Landing AI has already built extensive data labeling routines into LandingLens, which different capabilities unlocked the more a customer pays. In June, it launched a software development kit (SDK) to enable developers to incorporate their models into other applications. The SDK currently supports Python and JavaScript, with support for C# planned.

This week the company took another step forward in its journey of democratizing access to AI with the launch of Landing AI Apps Space, which is a repository of applications and use cases designed to help customers explore different ways they might incorporate their LandingLens models into real-world applications.

“It’s essentially an exhibition of different apps you can build around our models,” Blodgett says. “What Landing AI has done is make it very easy to train and deploy models. But there’s the catch that if nobody is using your models, if nobody is running inference with your models, what was that whole effort for? Why do we spending all this time labeling and training if we can’t have it do something useful?”

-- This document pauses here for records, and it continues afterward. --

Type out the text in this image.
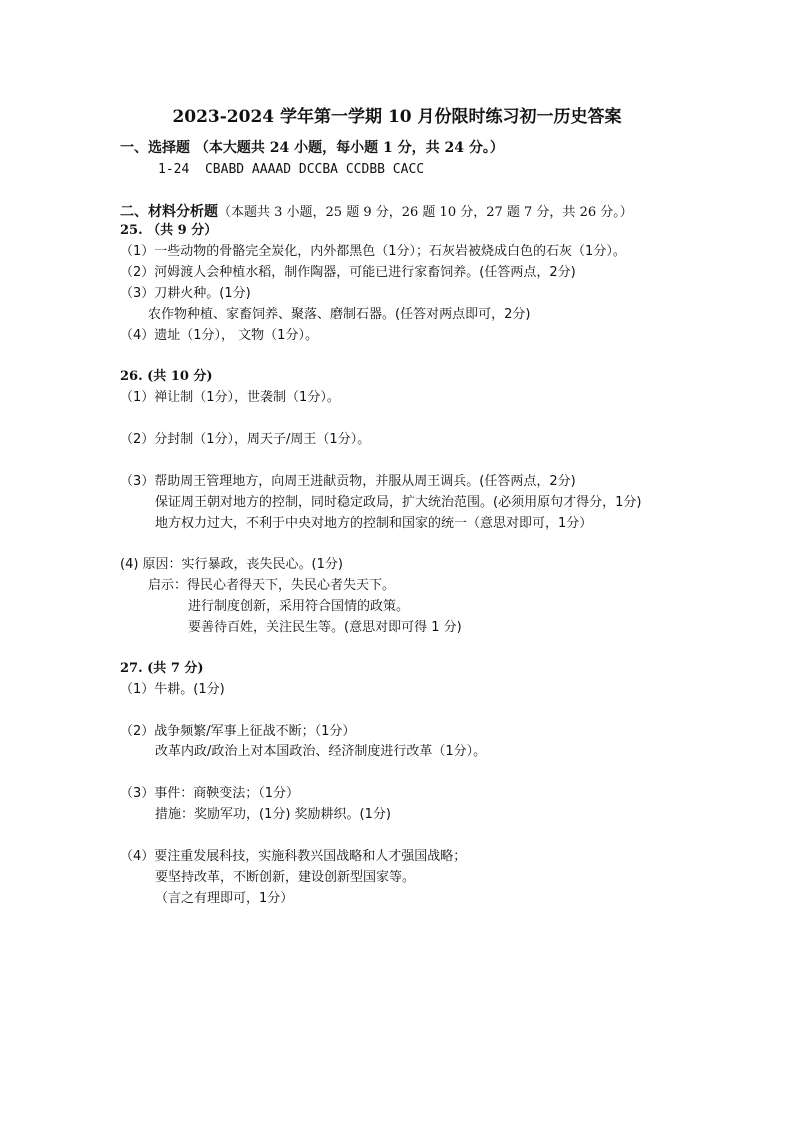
2023-2024 学年第一学期 10 月份限时练习初一历史答案
一、选择题 （本大题共 24 小题，每小题 1 分，共 24 分。）
1-24  CBABD AAAAD DCCBA CCDBB CACC
二、材料分析题（本题共 3 小题，25 题 9 分，26 题 10 分，27 题 7 分，共 26 分。）
25. （共 9 分）
（1）一些动物的骨骼完全炭化，内外都黑色（1分）；石灰岩被烧成白色的石灰（1分）。
（2）河姆渡人会种植水稻，制作陶器，可能已进行家畜饲养。(任答两点，2分)
（3）刀耕火种。(1分)
农作物种植、家畜饲养、聚落、磨制石器。(任答对两点即可，2分)
（4）遗址（1分）， 文物（1分）。
26. (共 10 分)
（1）禅让制（1分），世袭制（1分）。
（2）分封制（1分），周天子/周王（1分）。
（3）帮助周王管理地方，向周王进献贡物，并服从周王调兵。(任答两点，2分)
保证周王朝对地方的控制，同时稳定政局，扩大统治范围。(必须用原句才得分，1分)
地方权力过大，不利于中央对地方的控制和国家的统一（意思对即可，1分）
(4) 原因：实行暴政，丧失民心。(1分)
启示：得民心者得天下，失民心者失天下。
进行制度创新，采用符合国情的政策。
要善待百姓，关注民生等。(意思对即可得 1 分)
27. (共 7 分)
（1）牛耕。(1分)
（2）战争频繁/军事上征战不断；（1分）
改革内政/政治上对本国政治、经济制度进行改革（1分）。
（3）事件：商鞅变法；（1分）
措施：奖励军功，(1分) 奖励耕织。(1分)
（4）要注重发展科技，实施科教兴国战略和人才强国战略；
要坚持改革，不断创新，建设创新型国家等。
（言之有理即可，1分）
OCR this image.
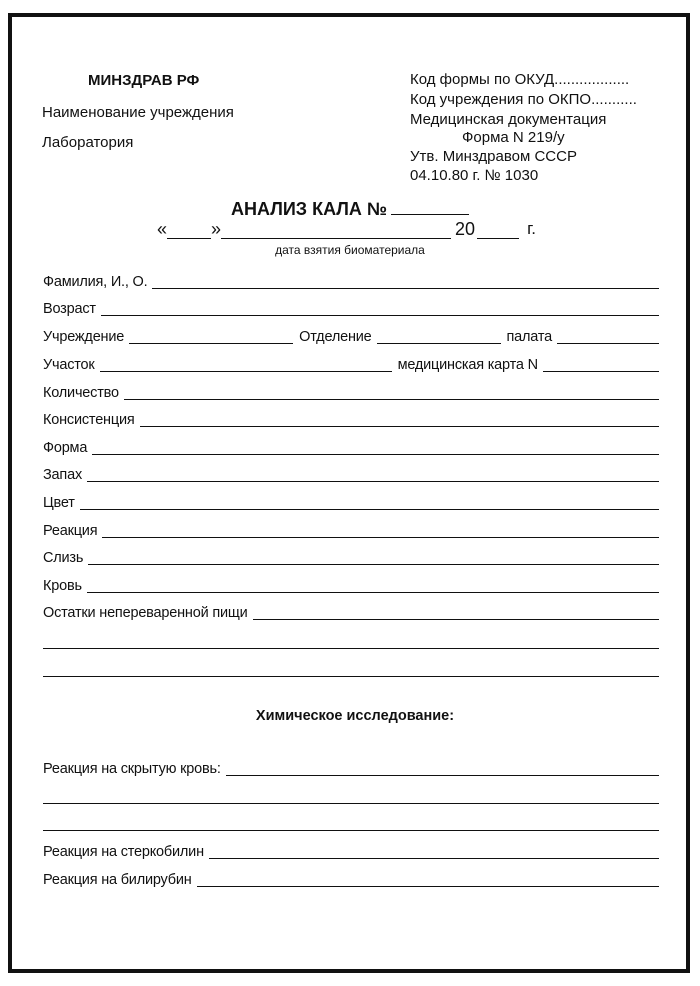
МИНЗДРАВ РФ
Наименование учреждения
Лаборатория
Код формы по ОКУД..................
Код учреждения по ОКПО...........
Медицинская документация
Форма N 219/у
Утв. Минздравом СССР
04.10.80 г. № 1030
АНАЛИЗ КАЛА №
« »	20	г.
дата взятия биоматериала
Фамилия, И., О.
Возраст
Учреждение	Отделение	палата
Участок	медицинская карта N
Количество
Консистенция
Форма
Запах
Цвет
Реакция
Слизь
Кровь
Остатки непереваренной пищи
Химическое исследование:
Реакция на скрытую кровь:
Реакция на стеркобилин
Реакция на билирубин
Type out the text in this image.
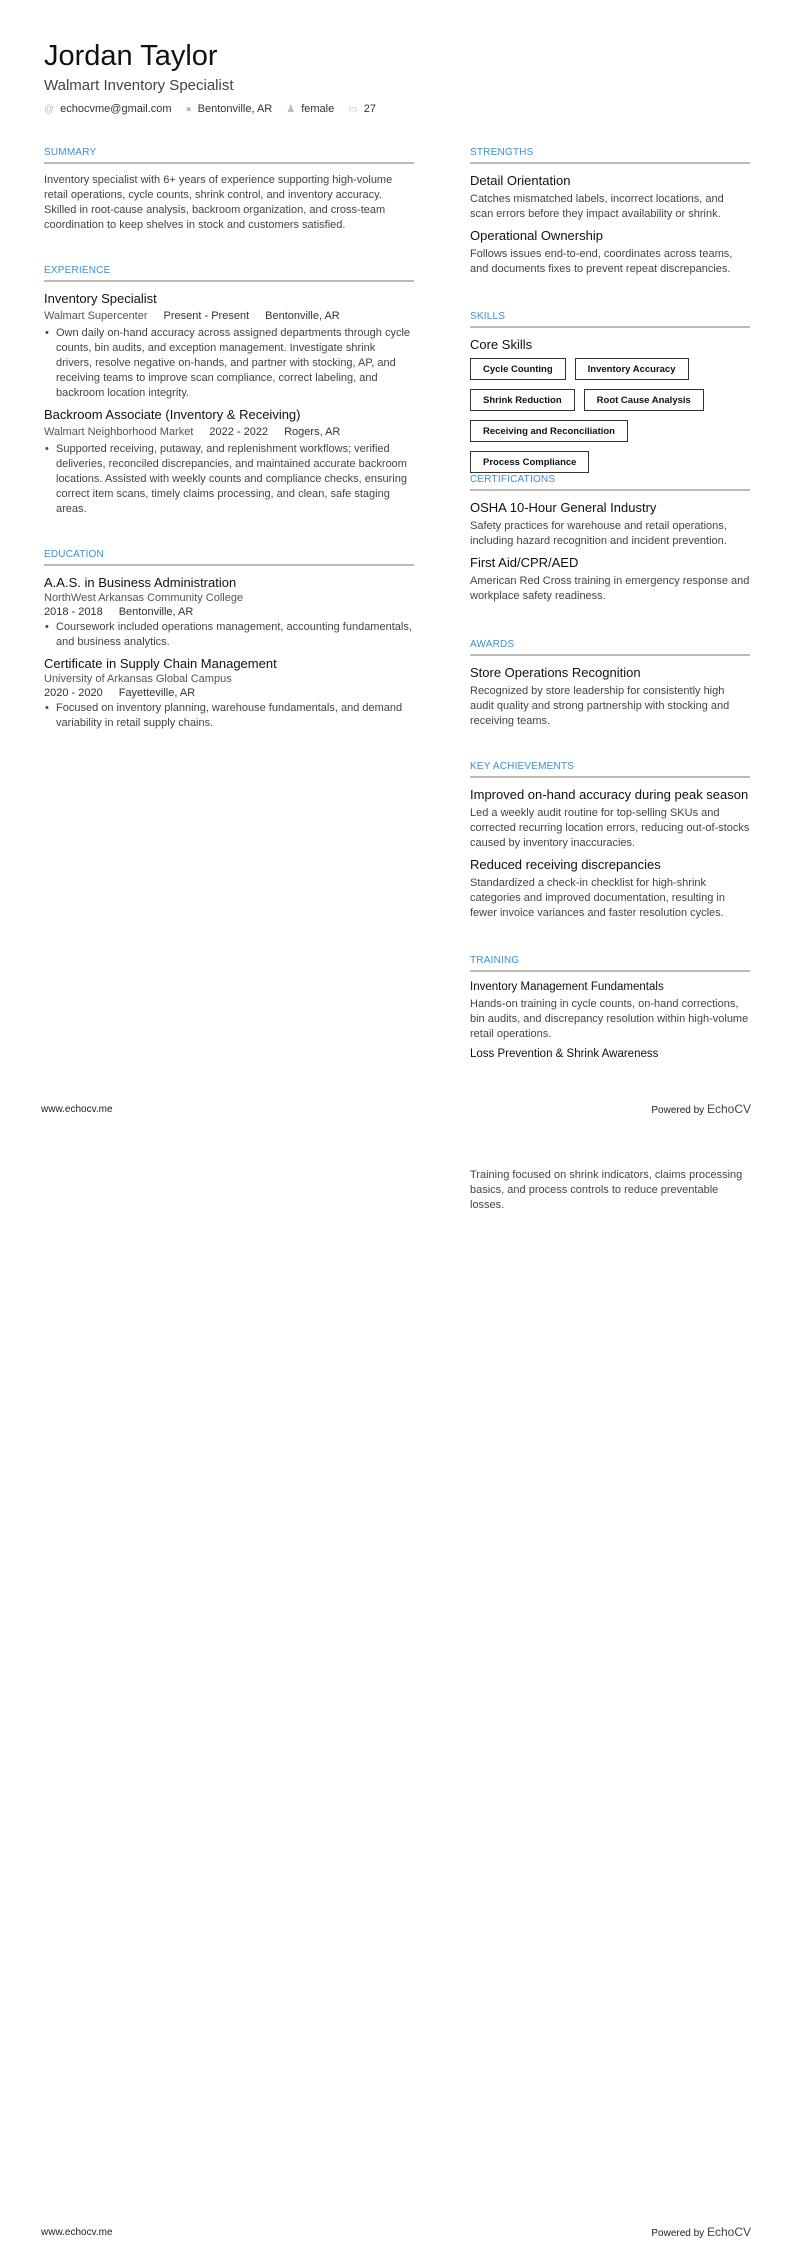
Jordan Taylor
Walmart Inventory Specialist
@ echocvme@gmail.com ● Bentonville, AR ♟ female ▭ 27
SUMMARY
Inventory specialist with 6+ years of experience supporting high-volume retail operations, cycle counts, shrink control, and inventory accuracy. Skilled in root-cause analysis, backroom organization, and cross-team coordination to keep shelves in stock and customers satisfied.
EXPERIENCE
Inventory Specialist
Walmart Supercenter Present - Present Bentonville, AR
• Own daily on-hand accuracy across assigned departments through cycle counts, bin audits, and exception management. Investigate shrink drivers, resolve negative on-hands, and partner with stocking, AP, and receiving teams to improve scan compliance, correct labeling, and backroom location integrity.
Backroom Associate (Inventory & Receiving)
Walmart Neighborhood Market 2022 - 2022 Rogers, AR
• Supported receiving, putaway, and replenishment workflows; verified deliveries, reconciled discrepancies, and maintained accurate backroom locations. Assisted with weekly counts and compliance checks, ensuring correct item scans, timely claims processing, and clean, safe staging areas.
EDUCATION
A.A.S. in Business Administration
NorthWest Arkansas Community College
2018 - 2018 Bentonville, AR
• Coursework included operations management, accounting fundamentals, and business analytics.
Certificate in Supply Chain Management
University of Arkansas Global Campus
2020 - 2020 Fayetteville, AR
• Focused on inventory planning, warehouse fundamentals, and demand variability in retail supply chains.
STRENGTHS
Detail Orientation
Catches mismatched labels, incorrect locations, and scan errors before they impact availability or shrink.
Operational Ownership
Follows issues end-to-end, coordinates across teams, and documents fixes to prevent repeat discrepancies.
SKILLS
Core Skills
Cycle Counting	Inventory Accuracy
Shrink Reduction	Root Cause Analysis
Receiving and Reconciliation
Process Compliance
CERTIFICATIONS
OSHA 10-Hour General Industry
Safety practices for warehouse and retail operations, including hazard recognition and incident prevention.
First Aid/CPR/AED
American Red Cross training in emergency response and workplace safety readiness.
AWARDS
Store Operations Recognition
Recognized by store leadership for consistently high audit quality and strong partnership with stocking and receiving teams.
KEY ACHIEVEMENTS
Improved on-hand accuracy during peak season
Led a weekly audit routine for top-selling SKUs and corrected recurring location errors, reducing out-of-stocks caused by inventory inaccuracies.
Reduced receiving discrepancies
Standardized a check-in checklist for high-shrink categories and improved documentation, resulting in fewer invoice variances and faster resolution cycles.
TRAINING
Inventory Management Fundamentals
Hands-on training in cycle counts, on-hand corrections, bin audits, and discrepancy resolution within high-volume retail operations.
Loss Prevention & Shrink Awareness
www.echocv.me	Powered by EchoCV
Training focused on shrink indicators, claims processing basics, and process controls to reduce preventable losses.
www.echocv.me	Powered by EchoCV
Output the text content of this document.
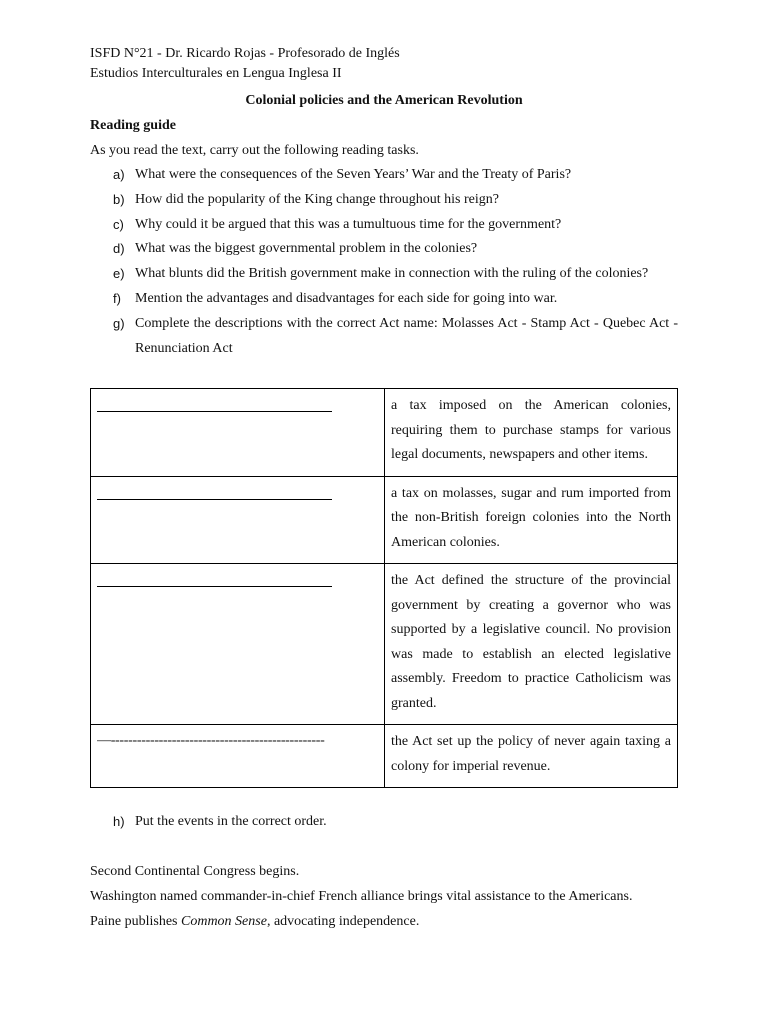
ISFD N°21 - Dr. Ricardo Rojas - Profesorado de Inglés

Estudios Interculturales en Lengua Inglesa II

Colonial policies and the American Revolution
Reading guide
As you read the text, carry out the following reading tasks.
a) What were the consequences of the Seven Years’ War and the Treaty of Paris?
b) How did the popularity of the King change throughout his reign?
c) Why could it be argued that this was a tumultuous time for the government?
d) What was the biggest governmental problem in the colonies?
e) What blunts did the British government make in connection with the ruling of the colonies?
f) Mention the advantages and disadvantages for each side for going into war.
g) Complete the descriptions with the correct Act name: Molasses Act - Stamp Act - Quebec Act - Renunciation Act
	a tax imposed on the American colonies, requiring them to purchase stamps for various legal documents, newspapers and other items.

	a tax on molasses, sugar and rum imported from the non-British foreign colonies into the North American colonies.

	the Act defined the structure of the provincial government by creating a governor who was supported by a legislative council. No provision was made to establish an elected legislative assembly. Freedom to practice Catholicism was granted.

—-------------------------------------------------	the Act set up the policy of never again taxing a colony for imperial revenue.
h) Put the events in the correct order.

Second Continental Congress begins.

Washington named commander-in-chief French alliance brings vital assistance to the Americans.

Paine publishes Common Sense, advocating independence.
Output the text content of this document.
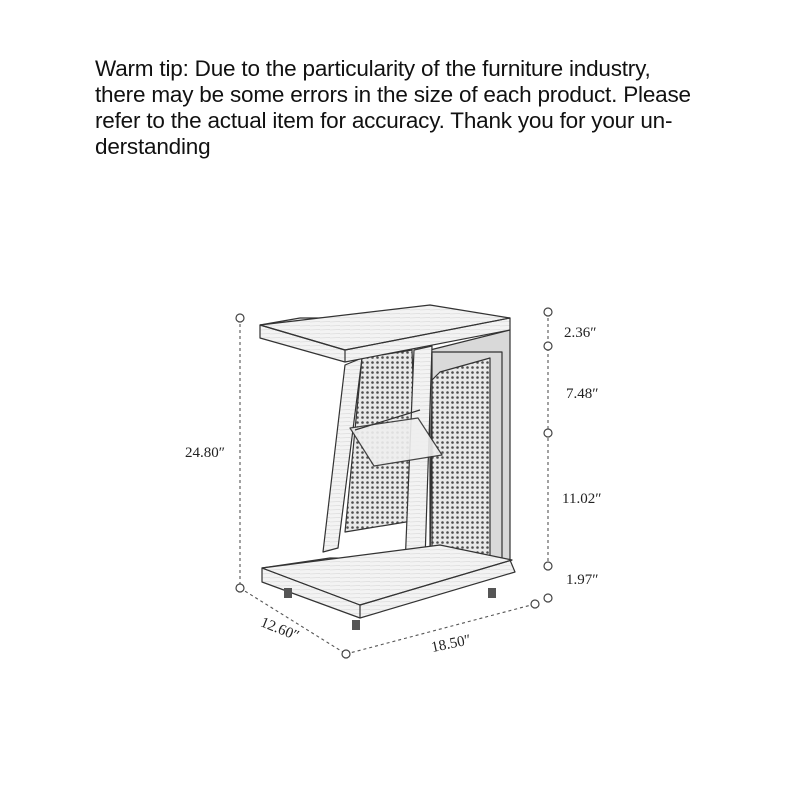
Warm tip: Due to the particularity of the furniture industry,
there may be some errors in the size of each product. Please
refer to the actual item for accuracy. Thank you for your un-
derstanding
24.80″
2.36″
7.48″
11.02″
1.97″
12.60″	18.50″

The Apps Space is tailor made for existing Landing AI customers that have started to train their Landing Lens models, but are having trouble getting that model into a real-world application so that can have an impact. With the App Space, organizations that have already trained a computer vision model and used the new SDK to build a system around it can now extend those models out to their colleagues or communities to build a final application.

“It all comes down to creating a system that does something of value,” Blodgett says. “The training of AI–there’s tons of companies doing that today. But the number of companies making AI available to anybody to utilize in your day-to-day life, bar OpenAI, is quite small. So that’s really what this Landing AI Apps Space is for: It’s meant to give examples of AI systems so that software engineers feel confident going and building their own.”

Landing AI currently offers four types of computer vision models in Landing Lens: object detection, segmentation, classification, and OCR (optical character recognition). Customers would train their models using those models, and then use the SDK to build an application around it. With the Apps Space, data scientists and developers have a way to push the AI model out to their non-data scientist and non-developer colleagues to help them figure out how to incorporate it into what they do.

Blodgett demonstrated how a user could incorporate the OCR capability to build a license plate detection application. Say a company was trying to sell a license plate detection capability to a municipality as part of an Amber Alert program. They could expose the license plate detection AI model to their customers or prospects through a simple QR code read from a mobile phone, and start to play around with the license plate detection AI model right from their phone, Blodgett says.

Swimming pool detection from satellite imagery (Image source: Landing AI)

Another example is around Landing AI’s counting function. The company has developed computer vision models that can count objects in an image very quickly. Whether the object is a dark spot that may represent cancer in an MRI image, or a shadow that may represent a caribou in an aerial drone shot, the AI is able to accurately discern and count thousands of objects very quickly.

Apps Spaces is meant to connect the dots between the extensive data labeling and model training work that data scientists do in LandingLens and the actual deployment of the model into production.

“It’s really meant to have people see how accessible and easy it is to build things and then go and build it themselves,” Blodgett says. “Ninety-nine percent of models that are trained never see production. In our eyes, in Andrew’s eyes, in order for AI to make a positive impact, in order to democratize the use of AI, we need to make that use part the easiest thing.”

Anyone can come and play with these apps, he says. If a customer wanted to actually deploy it, then that is where they will have the discussion with Landing AI around pricing. The company charges based largely on the number of images it trains from, “which is ideal because your’e not training on 10,000 images. You’re training on 10 images or 100 images,” Blodgett says.